Una bella domenica mattina di Aprile a Sesto Fiorentino, dopo un brutto sabato di vento e pioggia, freddina ma con un cielo pulito.

Ma quanta gente, la foto ne mostra una parte. Saranno stati quasi trecento, giovani, bambini, mezza età e “terza” età.

E chi, cosa ha creato questo affollamento? Un attore, un cantante, Carlo Conti??

Macché. E’ bastato un passaparola, una notizia sul sito del Comune, senza nessuna promessa di personaggi, studiosi importanti, storici di nome, solo l’invito a visitare una villa, Villa Ginori. Bella e piena di ricordi ma non certo Villa La Pietraia o simili. Un bel parco ma non certo quello di Villa Reale che ha il primo giardino all’italiana disegnato e costruito da Niccolà Pericoli.

Allora?

Allora vuol dire che la Cultura, la storia, le nostre tradizioni attirano.
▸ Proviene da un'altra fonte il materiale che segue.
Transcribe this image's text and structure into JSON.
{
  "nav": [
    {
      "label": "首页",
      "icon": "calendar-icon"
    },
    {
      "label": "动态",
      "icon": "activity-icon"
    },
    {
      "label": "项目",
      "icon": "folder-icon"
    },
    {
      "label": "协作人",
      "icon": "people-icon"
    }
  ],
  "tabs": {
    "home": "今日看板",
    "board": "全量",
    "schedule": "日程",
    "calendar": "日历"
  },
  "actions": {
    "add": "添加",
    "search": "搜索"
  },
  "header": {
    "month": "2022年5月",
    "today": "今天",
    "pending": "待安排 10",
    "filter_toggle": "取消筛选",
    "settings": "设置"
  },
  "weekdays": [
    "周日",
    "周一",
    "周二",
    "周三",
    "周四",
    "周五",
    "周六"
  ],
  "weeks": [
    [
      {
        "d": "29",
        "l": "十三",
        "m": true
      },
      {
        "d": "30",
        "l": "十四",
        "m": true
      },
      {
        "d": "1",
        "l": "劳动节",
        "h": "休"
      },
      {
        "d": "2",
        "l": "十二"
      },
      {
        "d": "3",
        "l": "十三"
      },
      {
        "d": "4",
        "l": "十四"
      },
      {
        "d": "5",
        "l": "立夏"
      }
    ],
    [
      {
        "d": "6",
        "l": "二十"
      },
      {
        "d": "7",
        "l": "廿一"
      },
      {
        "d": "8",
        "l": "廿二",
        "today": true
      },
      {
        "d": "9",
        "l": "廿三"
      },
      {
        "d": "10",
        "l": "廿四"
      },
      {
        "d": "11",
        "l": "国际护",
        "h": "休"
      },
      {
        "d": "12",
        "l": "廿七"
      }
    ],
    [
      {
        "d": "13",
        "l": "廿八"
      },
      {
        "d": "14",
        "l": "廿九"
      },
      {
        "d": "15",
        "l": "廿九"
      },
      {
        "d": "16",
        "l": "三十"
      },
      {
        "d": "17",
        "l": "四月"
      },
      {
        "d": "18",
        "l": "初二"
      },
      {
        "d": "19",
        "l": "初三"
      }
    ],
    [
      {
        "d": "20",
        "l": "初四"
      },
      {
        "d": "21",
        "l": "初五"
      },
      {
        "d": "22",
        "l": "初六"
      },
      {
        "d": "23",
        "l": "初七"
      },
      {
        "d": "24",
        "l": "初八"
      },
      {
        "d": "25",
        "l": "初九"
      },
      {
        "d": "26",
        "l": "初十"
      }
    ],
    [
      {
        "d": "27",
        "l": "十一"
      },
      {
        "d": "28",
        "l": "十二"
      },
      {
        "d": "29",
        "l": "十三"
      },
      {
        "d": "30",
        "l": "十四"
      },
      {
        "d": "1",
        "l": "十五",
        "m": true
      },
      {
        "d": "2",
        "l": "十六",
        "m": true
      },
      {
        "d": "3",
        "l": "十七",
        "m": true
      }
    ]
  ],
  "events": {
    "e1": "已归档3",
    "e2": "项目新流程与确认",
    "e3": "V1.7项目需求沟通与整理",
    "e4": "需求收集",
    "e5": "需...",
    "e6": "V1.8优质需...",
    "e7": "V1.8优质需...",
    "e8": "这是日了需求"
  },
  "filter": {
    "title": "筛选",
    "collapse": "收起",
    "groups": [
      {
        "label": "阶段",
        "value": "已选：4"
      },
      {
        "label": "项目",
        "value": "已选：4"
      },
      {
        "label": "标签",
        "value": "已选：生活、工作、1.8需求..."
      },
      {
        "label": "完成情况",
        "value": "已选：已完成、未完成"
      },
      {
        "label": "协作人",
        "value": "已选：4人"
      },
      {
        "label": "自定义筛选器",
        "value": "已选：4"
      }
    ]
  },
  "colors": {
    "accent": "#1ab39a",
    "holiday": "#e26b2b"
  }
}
Allora vuol dire che questo popolo italiano che non paga le tasse che è indisciplinato, che è egoista, che è … tutto il peggio, si sposta una domenica, e senza promesse di personaggi (capito Televisioni varie, capito quotidiani e periodici), cammina su strada in salita, fa la coda per entrare e ascolta un appassionato o appassionata informati ma non famosi, che raccontano le storie che hanno costruito la nostra cultura.

E dopo due ore, a gruppetti tornano indietro.

C’è allegria, distensione. Commentano tra loro.

Senti che aspettano la prossima visita, e sperano che quella promessa fatta loro in mattinata di andare a visitare quel museo scientifico a Firenze, così poco frequentato, sarà fatta. Vogliono proprio andarci.